At the 2015 IESALC technology meeting in Denver, USA Avlite personnel, Tara Stewart, Jason Larrere and Jeffrey Trottier, discuss applications and advancements of solar aviation lighting technology. Tara Stewart covers the history and the advancements that have allowed solar to become a reliable compliant airfield lighting power source. Jason Larrere discusses applications and case studies, while Jeffrey Trottier covers adoption and closes with the necessary steps for mainstream adoption of solar airfield lighting technology.
Q&A from the presentation
Q1. What is the difference between compliant and certified?
Products that are compliant have been successfully tested by the manufacturer but not tested and certified by an independent third party testing laboratory. Without independent testing a product is only deemed compliant in the eyes of the manufacturer, not certified. End users should always request certification to insure the product purchased has been objectively tested to the applicable standard.
Q2. Why don’t the current FAA Advisory Circulars allow for permanent runway and taxiway lighting certification of solar technology?

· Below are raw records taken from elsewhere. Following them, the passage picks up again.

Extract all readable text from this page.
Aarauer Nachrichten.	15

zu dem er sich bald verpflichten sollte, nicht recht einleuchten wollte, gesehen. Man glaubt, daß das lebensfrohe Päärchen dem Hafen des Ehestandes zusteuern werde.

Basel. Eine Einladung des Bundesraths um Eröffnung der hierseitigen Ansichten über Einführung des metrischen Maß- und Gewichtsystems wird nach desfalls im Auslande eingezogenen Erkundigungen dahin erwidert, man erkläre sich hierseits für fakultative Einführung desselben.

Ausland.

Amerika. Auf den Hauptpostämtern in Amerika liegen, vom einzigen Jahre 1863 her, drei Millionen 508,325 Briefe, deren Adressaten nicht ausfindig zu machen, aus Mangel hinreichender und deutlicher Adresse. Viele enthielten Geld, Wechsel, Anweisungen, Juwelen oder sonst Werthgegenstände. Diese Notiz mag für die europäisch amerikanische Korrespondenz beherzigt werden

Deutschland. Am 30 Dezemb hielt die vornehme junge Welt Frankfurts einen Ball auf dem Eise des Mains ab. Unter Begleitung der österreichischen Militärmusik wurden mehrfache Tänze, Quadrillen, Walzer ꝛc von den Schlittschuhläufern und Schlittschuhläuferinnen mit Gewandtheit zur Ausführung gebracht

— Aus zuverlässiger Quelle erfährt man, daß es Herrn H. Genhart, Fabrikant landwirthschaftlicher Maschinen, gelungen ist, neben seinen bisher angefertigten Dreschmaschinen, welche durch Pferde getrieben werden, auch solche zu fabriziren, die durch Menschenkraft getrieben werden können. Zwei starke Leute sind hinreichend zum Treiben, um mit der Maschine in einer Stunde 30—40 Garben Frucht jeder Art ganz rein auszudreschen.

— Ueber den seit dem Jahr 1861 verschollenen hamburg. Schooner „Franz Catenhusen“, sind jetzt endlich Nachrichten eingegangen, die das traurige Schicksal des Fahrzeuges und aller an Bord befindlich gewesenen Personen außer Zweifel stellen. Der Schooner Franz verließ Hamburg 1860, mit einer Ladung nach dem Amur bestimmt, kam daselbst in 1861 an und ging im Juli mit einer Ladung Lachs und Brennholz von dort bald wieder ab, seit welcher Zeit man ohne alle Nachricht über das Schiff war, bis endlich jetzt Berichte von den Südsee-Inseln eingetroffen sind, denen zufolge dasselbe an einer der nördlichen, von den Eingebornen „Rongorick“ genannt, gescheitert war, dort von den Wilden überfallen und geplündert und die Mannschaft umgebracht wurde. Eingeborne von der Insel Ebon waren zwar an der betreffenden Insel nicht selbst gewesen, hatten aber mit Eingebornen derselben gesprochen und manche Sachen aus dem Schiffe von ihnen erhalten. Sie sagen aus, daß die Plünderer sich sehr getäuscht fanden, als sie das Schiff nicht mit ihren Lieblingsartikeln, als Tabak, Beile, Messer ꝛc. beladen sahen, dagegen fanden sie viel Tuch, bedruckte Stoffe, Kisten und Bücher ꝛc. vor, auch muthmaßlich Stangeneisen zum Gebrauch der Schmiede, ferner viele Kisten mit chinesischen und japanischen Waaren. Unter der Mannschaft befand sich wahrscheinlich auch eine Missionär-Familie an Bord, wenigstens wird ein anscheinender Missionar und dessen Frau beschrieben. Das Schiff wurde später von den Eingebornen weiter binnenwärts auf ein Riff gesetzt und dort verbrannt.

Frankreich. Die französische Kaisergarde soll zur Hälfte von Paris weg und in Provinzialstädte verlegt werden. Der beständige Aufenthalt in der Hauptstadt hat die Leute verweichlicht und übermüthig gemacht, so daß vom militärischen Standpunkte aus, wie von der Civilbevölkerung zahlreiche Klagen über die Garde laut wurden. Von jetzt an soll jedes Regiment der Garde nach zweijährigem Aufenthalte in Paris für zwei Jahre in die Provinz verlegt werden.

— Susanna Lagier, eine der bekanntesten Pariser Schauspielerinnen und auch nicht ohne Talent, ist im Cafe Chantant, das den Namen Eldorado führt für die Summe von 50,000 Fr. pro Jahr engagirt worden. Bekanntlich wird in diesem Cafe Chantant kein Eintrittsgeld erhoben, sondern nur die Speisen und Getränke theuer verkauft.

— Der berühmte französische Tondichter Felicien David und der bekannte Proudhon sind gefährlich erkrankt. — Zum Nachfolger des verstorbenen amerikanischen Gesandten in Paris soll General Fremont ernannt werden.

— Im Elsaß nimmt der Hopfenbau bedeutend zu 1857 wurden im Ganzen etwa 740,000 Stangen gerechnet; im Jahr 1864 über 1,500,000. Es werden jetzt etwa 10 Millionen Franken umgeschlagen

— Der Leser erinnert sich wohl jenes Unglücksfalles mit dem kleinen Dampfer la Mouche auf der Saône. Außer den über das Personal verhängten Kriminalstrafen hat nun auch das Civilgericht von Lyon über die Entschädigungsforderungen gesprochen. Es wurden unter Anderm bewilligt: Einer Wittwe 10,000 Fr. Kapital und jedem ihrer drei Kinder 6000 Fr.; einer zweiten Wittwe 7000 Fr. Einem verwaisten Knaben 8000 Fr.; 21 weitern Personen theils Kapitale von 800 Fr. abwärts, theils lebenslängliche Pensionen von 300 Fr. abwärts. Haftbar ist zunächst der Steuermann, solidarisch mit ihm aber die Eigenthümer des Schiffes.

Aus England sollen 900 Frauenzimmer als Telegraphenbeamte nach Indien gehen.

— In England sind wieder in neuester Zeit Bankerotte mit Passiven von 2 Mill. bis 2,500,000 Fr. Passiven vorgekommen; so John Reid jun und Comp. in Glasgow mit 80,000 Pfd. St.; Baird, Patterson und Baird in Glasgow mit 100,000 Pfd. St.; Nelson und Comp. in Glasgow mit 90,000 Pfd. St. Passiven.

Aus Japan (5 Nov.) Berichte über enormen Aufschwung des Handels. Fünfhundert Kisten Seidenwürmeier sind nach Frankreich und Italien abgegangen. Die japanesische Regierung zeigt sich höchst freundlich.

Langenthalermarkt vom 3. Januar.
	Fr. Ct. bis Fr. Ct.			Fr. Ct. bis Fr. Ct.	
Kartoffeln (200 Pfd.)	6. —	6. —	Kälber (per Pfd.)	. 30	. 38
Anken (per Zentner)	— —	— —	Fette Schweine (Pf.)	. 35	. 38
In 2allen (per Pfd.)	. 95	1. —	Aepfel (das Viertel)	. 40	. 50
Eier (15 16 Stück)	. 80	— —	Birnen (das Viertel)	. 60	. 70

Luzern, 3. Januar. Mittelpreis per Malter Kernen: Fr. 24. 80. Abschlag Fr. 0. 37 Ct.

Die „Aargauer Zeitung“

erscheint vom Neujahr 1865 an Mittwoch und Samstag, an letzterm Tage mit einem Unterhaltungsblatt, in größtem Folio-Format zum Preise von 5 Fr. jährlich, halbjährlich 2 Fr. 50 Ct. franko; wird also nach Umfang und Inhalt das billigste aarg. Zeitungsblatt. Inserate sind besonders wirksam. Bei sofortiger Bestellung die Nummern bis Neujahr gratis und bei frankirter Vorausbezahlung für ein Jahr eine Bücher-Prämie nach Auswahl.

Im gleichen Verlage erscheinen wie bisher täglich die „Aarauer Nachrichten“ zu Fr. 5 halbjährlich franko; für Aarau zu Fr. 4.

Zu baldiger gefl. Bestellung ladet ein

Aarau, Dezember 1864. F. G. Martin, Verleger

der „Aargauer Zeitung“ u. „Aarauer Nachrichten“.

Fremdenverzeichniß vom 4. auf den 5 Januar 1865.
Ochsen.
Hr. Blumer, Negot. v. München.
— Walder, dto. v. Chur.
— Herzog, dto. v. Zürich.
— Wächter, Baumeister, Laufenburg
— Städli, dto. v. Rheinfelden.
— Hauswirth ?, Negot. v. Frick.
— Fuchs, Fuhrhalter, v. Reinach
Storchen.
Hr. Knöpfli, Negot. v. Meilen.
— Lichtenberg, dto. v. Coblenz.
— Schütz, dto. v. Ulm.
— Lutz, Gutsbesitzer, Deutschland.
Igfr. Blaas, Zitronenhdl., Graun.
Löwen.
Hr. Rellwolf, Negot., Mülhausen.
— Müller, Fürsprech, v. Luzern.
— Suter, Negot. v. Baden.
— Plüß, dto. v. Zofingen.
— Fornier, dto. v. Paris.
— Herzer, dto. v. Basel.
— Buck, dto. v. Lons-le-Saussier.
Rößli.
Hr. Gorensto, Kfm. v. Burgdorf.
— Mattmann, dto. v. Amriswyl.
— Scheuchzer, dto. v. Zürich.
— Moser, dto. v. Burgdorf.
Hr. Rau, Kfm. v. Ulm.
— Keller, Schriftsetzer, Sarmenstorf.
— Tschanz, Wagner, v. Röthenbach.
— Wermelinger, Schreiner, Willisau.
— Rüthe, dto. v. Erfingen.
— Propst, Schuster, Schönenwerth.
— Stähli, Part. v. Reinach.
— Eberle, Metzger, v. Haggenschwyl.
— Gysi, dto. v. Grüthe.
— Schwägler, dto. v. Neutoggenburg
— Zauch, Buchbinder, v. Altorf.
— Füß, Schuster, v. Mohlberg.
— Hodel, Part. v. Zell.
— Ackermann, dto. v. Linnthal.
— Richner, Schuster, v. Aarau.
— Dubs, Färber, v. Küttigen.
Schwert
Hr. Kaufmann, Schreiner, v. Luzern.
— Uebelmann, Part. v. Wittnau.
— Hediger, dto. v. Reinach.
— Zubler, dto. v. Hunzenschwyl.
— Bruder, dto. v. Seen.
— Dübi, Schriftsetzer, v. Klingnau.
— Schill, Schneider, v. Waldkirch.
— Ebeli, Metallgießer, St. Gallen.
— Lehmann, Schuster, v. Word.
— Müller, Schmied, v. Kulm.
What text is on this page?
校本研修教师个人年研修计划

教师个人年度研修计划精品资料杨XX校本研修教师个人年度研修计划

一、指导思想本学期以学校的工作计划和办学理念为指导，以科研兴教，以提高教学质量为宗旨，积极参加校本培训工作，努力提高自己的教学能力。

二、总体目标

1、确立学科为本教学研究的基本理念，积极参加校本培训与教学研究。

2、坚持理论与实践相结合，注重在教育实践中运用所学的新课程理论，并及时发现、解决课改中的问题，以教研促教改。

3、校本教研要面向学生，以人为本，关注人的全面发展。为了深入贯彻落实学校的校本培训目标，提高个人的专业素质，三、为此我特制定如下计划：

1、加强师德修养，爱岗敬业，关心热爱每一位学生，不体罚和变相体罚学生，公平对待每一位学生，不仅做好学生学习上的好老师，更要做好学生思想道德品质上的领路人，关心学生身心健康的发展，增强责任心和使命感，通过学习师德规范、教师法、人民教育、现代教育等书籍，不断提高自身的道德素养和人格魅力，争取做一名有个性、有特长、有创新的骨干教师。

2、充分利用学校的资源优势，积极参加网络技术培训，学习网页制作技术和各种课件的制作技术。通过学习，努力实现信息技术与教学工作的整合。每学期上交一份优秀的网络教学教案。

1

The FAA Advisory Circular, AC 150/5345-46D Specifications for Runway and Taxiway Fixtures, specifies that all runway and taxiway lighting fixtures are required to have a very specific input power, either a constant current 6.6A (Mode 1) or constant voltage 120/240VAC (Mode 2) . Solar airfield lighting fixtures are supplied by a rechargeable battery with a low voltage DC output. The rechargeable batteries are replenished by the sun’s energy. The DC voltage is less than 30VDC making it safe to work with and easy to install/maintain. Since the Advisory Circular is specific and does not allow for other power sources, solar airfield lighting can only be certified as compliant to specific paragraphs in the Advisory Circular like photometric output, chromaticity, environmental requirements, etc. Without full certification, solar airfield lighting products can only be listed as L-863 AC 150/5345-50B Specification for Portable Runway and Taxiway Lights, therefore no permanent application certification is currently achievable.
Q3. What is EB76 and can a manufacturer certify to this advisory circular?
FAA Engineering Brief No. 76, Using Solar Power for Airport Obstruction Lighting, outlines the guidelines for solar power supply design for use with obstruction lighting. Since this is only a guideline, certification and listing are not available.
Q4. What are the advantages of solar over hardwired LED lighting?
Solar powered lighting requires no infrastructure such as constant current regulators, cable, transformers, base cans, ductwork or conduit. There are also no reoccurring power costs, since the sun provides the renewable energy to recharge the battery. The lights can be installed in hours, require minimal maintenance and are easy to troubleshoot. Unlike, hardwired systems, which can have several to many lights fail at a time (CCR Failure, Cable Cut, Mains Power Failure), each solar light is independent and no single light failure affects the remaining lighting.
Q5. What is the lifetime of solar lighting?
Life expectancy of solar products will vary between manufacturers, but typically the product life cycle is 12+ years. With long life, very little maintenance and no upfront infrastructure costs, solar aviation lighting provides for significant cost savings with no compromise in reliability.
Q6. How often do the batteries need to be replaced?
There are a number of factors that will influence the battery life, including environmental factors, depth of discharge, storage conditions and amount of use. If well maintained and treated as per manufacturer’s instructions, the typical life cycle would be approximately -5 years for Nickel-Metal Hydride (Ni-MH) and 5-7 years for sealed led acid (SLA).
Q7. When mixing hardwired LED lighting and solar LED lighting are there any concerns?
Solar is ideal, as an addition or back-up to hardwired systems. Solar airfield lighting can easily interface with existing airfield lighting control systems and be used in new or updated areas of the airfield. In addition, solar airfield lighting can be placed on the airfield when hardwired lighting has failed or permanently installed as a back-up to hardwired lighting. Again, this solar lighting is interfaced to existing control systems for transparent control by ATC operators.